The creation of a news operation for channel 61, in the mold of the respected WTIC radio newsroom, was an early and long-held goal for Arnold Chase and his team. At the station's dedication ceremony in 1984, general manager Bruce C. Mayer promised, "As soon as we're ready, and that won't be too long, we're going to present the facts with a first-class news operation in the WTIC tradition." A news studio and newsroom were accommodated in the design of the One Corporate Center studios. However, five years passed before WTIC-TV aired a local newscast, in part because the merger into Chase Broadcasting helped afford the financial backing to make it a reality.

In November 1988, W. Vincent Burke, a former news executive with ABC, was hired to serve as the founding news director. Many anchors expressed interest in presenting the new half-hour 10 p.m. newscast, but even network correspondents were turned down to hire Chase's first choice. Longtime Connecticut news anchor Pat Sheehan, who had recently departed WFSB and was working as an investment banker, agreed to become the face of the new WTIC-TV newscast, meshing with the serious news approach favored by Chase.

The WTIC News at Ten began broadcasting in April 1989. Sheehan was joined by Beth Carroll, who had worked at WWLP-TV in Springfield, Massachusetts, on the anchor desk. In its early years, one of the most substantial areas of investment—and impact on the overall market—for WTIC-TV news was weather forecasting. The station had the first private Doppler weather radar in the state, which it trumpeted after a major severe weather outbreak on July 10, three months after the newscast hit the air. A private weather forecasting business, the New England Weather Service, was then created as an adjunct to WTIC radio and television. This led to a competition among Connecticut television stations to invest in new weather forecasting equipment. Ratings began to rise as well. At the start of 1991, the station expanded its newscast to seven days a week.

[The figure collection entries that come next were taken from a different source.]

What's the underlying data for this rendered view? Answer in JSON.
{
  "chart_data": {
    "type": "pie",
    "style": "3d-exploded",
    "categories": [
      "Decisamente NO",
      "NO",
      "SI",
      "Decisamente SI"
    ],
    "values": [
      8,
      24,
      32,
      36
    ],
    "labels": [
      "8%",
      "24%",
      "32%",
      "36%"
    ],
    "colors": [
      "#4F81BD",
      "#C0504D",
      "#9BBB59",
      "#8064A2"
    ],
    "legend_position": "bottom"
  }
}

Under Renaissance, the 10 p.m. newscast expanded from 30 minutes to a full hour in 1995, with the second half hour originally featuring an in-depth feature segment, patterned after Nightline, known as "Tonight in Connecticut". After two months of low ratings, "Tonight in Connecticut" was dropped in August 1995. Sheehan would call the short life and quick demise of the segment "one of my greatest disappointments"; he left in 1999.

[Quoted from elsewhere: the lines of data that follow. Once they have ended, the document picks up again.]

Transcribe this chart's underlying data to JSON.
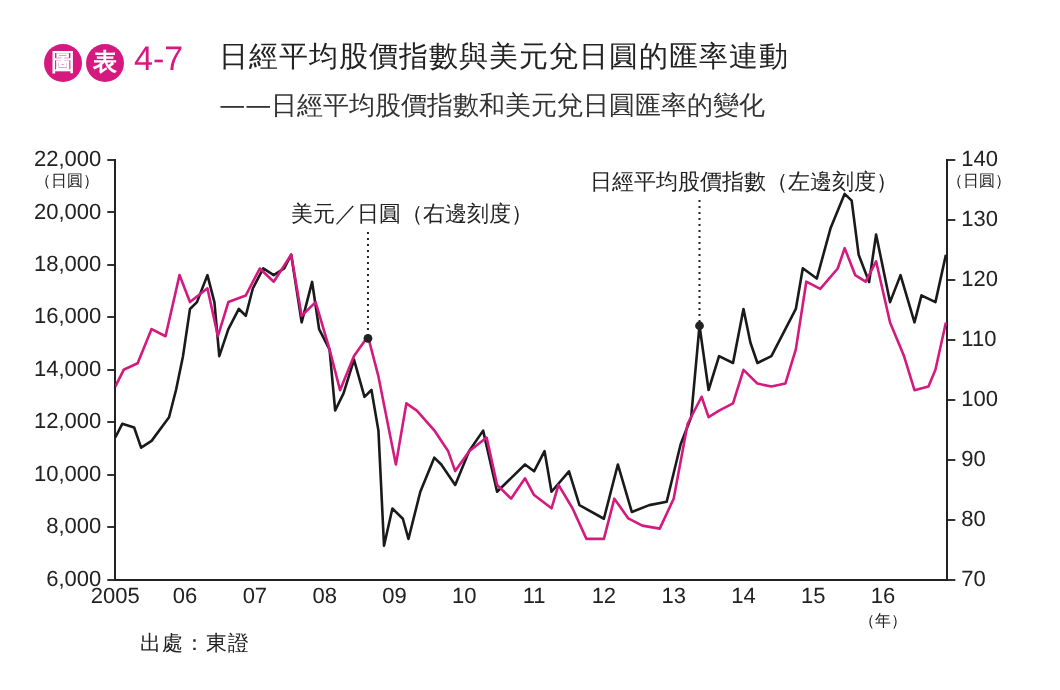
{
  "chart_data": {
    "type": "line",
    "title": "日經平均股價指數與美元兌日圓的匯率連動",
    "subtitle": "——日經平均股價指數和美元兌日圓匯率的變化",
    "xlabel": "（年）",
    "ylabel": "（日圓）",
    "y2label": "（日圓）",
    "xlim": [
      2005,
      2016.92
    ],
    "xticks": [
      {
        "value": 2005,
        "label": "2005"
      },
      {
        "value": 2006,
        "label": "06"
      },
      {
        "value": 2007,
        "label": "07"
      },
      {
        "value": 2008,
        "label": "08"
      },
      {
        "value": 2009,
        "label": "09"
      },
      {
        "value": 2010,
        "label": "10"
      },
      {
        "value": 2011,
        "label": "11"
      },
      {
        "value": 2012,
        "label": "12"
      },
      {
        "value": 2013,
        "label": "13"
      },
      {
        "value": 2014,
        "label": "14"
      },
      {
        "value": 2015,
        "label": "15"
      },
      {
        "value": 2016,
        "label": "16"
      }
    ],
    "ylim": [
      6000,
      22000
    ],
    "yticks": [
      {
        "value": 6000,
        "label": "6,000"
      },
      {
        "value": 8000,
        "label": "8,000"
      },
      {
        "value": 10000,
        "label": "10,000"
      },
      {
        "value": 12000,
        "label": "12,000"
      },
      {
        "value": 14000,
        "label": "14,000"
      },
      {
        "value": 16000,
        "label": "16,000"
      },
      {
        "value": 18000,
        "label": "18,000"
      },
      {
        "value": 20000,
        "label": "20,000"
      },
      {
        "value": 22000,
        "label": "22,000"
      }
    ],
    "y2lim": [
      70,
      140
    ],
    "y2ticks": [
      70,
      80,
      90,
      100,
      110,
      120,
      130,
      140
    ],
    "grid": false,
    "legend": false,
    "marker": "none",
    "line_style": "solid",
    "annotations": [
      "圖表",
      "4-7",
      "出處：東證",
      {
        "text": "美元／日圓（右邊刻度）",
        "x": 2008.62,
        "y": 15200
      },
      {
        "text": "日經平均股價指數（左邊刻度）",
        "x": 2013.37,
        "y": 15680
      }
    ],
    "series": [
      {
        "color": "#1a1a1a",
        "x": [
          2005.0,
          2005.1,
          2005.27,
          2005.37,
          2005.52,
          2005.77,
          2005.87,
          2005.97,
          2006.07,
          2006.17,
          2006.32,
          2006.42,
          2006.49,
          2006.62,
          2006.77,
          2006.87,
          2006.97,
          2007.12,
          2007.27,
          2007.42,
          2007.52,
          2007.67,
          2007.82,
          2007.92,
          2008.07,
          2008.15,
          2008.27,
          2008.42,
          2008.57,
          2008.67,
          2008.77,
          2008.85,
          2008.97,
          2009.12,
          2009.2,
          2009.37,
          2009.57,
          2009.67,
          2009.87,
          2010.07,
          2010.27,
          2010.47,
          2010.67,
          2010.87,
          2011.0,
          2011.15,
          2011.25,
          2011.5,
          2011.65,
          2012.0,
          2012.2,
          2012.4,
          2012.65,
          2012.9,
          2013.1,
          2013.25,
          2013.37,
          2013.5,
          2013.65,
          2013.85,
          2014.0,
          2014.1,
          2014.2,
          2014.4,
          2014.6,
          2014.75,
          2014.85,
          2015.05,
          2015.25,
          2015.45,
          2015.55,
          2015.65,
          2015.8,
          2015.9,
          2016.1,
          2016.25,
          2016.45,
          2016.55,
          2016.75,
          2016.9
        ],
        "values": [
          11420,
          11940,
          11800,
          11030,
          11290,
          12190,
          13230,
          14520,
          16320,
          16580,
          17610,
          16580,
          14520,
          15550,
          16320,
          16060,
          17100,
          17870,
          17610,
          17870,
          18390,
          15810,
          17350,
          15550,
          14770,
          12450,
          13100,
          14390,
          12970,
          13230,
          11680,
          7290,
          8710,
          8320,
          7550,
          9350,
          10650,
          10390,
          9610,
          10900,
          11680,
          9350,
          9870,
          10390,
          10130,
          10900,
          9350,
          10130,
          8840,
          8320,
          10390,
          8580,
          8840,
          8970,
          11160,
          12190,
          15680,
          13230,
          14520,
          14260,
          16320,
          15030,
          14260,
          14520,
          15550,
          16320,
          17870,
          17480,
          19420,
          20710,
          20450,
          18390,
          17350,
          19160,
          16580,
          17610,
          15810,
          16840,
          16580,
          18390
        ]
      },
      {
        "color": "#d4197f",
        "axis": "y2",
        "x": [
          2005.0,
          2005.12,
          2005.32,
          2005.52,
          2005.72,
          2005.92,
          2006.07,
          2006.32,
          2006.47,
          2006.62,
          2006.87,
          2007.07,
          2007.27,
          2007.52,
          2007.67,
          2007.87,
          2008.07,
          2008.22,
          2008.42,
          2008.62,
          2008.77,
          2009.02,
          2009.17,
          2009.32,
          2009.57,
          2009.77,
          2009.87,
          2010.07,
          2010.32,
          2010.47,
          2010.67,
          2010.87,
          2011.0,
          2011.25,
          2011.35,
          2011.55,
          2011.75,
          2012.0,
          2012.15,
          2012.35,
          2012.55,
          2012.8,
          2013.0,
          2013.2,
          2013.4,
          2013.5,
          2013.65,
          2013.85,
          2014.0,
          2014.2,
          2014.4,
          2014.6,
          2014.75,
          2014.9,
          2015.1,
          2015.35,
          2015.45,
          2015.6,
          2015.75,
          2015.9,
          2016.1,
          2016.3,
          2016.45,
          2016.65,
          2016.75,
          2016.9
        ],
        "values": [
          102.2,
          105.0,
          106.1,
          111.8,
          110.6,
          120.8,
          116.3,
          118.6,
          110.6,
          116.3,
          117.4,
          121.9,
          119.7,
          124.2,
          114.0,
          116.3,
          108.4,
          101.6,
          107.3,
          110.6,
          103.9,
          89.2,
          99.4,
          98.2,
          94.9,
          91.4,
          88.1,
          91.4,
          93.7,
          85.8,
          83.5,
          86.9,
          84.1,
          81.9,
          85.8,
          81.9,
          76.8,
          76.8,
          83.5,
          80.2,
          79.0,
          78.5,
          83.5,
          96.0,
          100.5,
          97.1,
          98.2,
          99.4,
          105.0,
          102.7,
          102.2,
          102.7,
          108.4,
          119.7,
          118.5,
          121.9,
          125.3,
          120.8,
          119.7,
          123.1,
          112.9,
          107.3,
          101.6,
          102.2,
          105.0,
          112.9
        ]
      }
    ]
  }
}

Beginning in the late 2000s, WTIC-TV began to increase its news output beyond late news. A two-hour morning newscast, the Fox 61 Morning News, began to air in 2008. After moving in with the Courant, noon and 6 p.m. broadcasts were added, the first in a flurry of new news offerings in the years that followed: an expanded morning newscast, 4 p.m. and 11 p.m. newscasts, weekend morning news, and a 5 p.m. newscast.

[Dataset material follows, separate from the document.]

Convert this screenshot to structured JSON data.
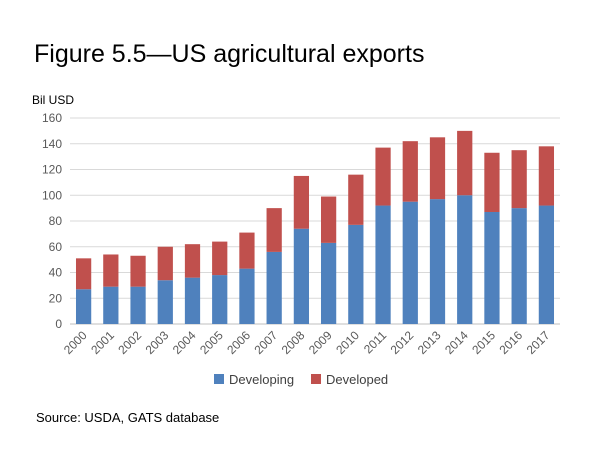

In July 2009, news reporter Shelly Sindland filed both state and federal complaints alleging age and gender discrimination in the station's newsroom. The Courants coverage of this story came under scrutiny. Newsblues, a blog covering the television news business, reported that the newspaper printed WTIC-TV's reaction before it published a story about the complaint, while a blogger who had been a Courant employee at the time noted that he had been told a story had been posted to the website and then removed after a complaint by management. In 2010, the Connecticut Commission on Human Rights and Opportunities found "reasonable cause" in her complaint, a finding the commission made in just four percent of cases it adjudicated in the preceding year.

===Notable former on-air staff===
- Steve Berthiaume – weekend sportscaster, 1993–1996
- Jay Crawford – weekend sportscaster, 1992–1993

==Technical information and subchannels==
WTIC-TV's transmitter is located on Rattlesnake Mountain in Farmington. The station's signal is multiplexed:

Subchannels of WTIC-TV
| Subchannel | Res.Tooltip Display resolution | Short name | Programming |
| 61.1 | 720p | WTIC-DT | Fox |
| 61.2 | 480i | Ant TV | Antenna TV (4:3) |
| 61.3 | GetTV | Great (4:3) |
| 61.4 | Crime | True Crime Network (4:3) |
| 61.5 | NEST | The Nest |
| 20.1 | 720p | WCCT-DT | The CW (WCCT-TV) |

WCCT-TV serves as Connecticut's ATSC 3.0 (NextGen TV) lighthouse, airing WTIC-TV and other local stations in that format while WTIC-TV broadcasts its main ATSC 1.0 subchannel.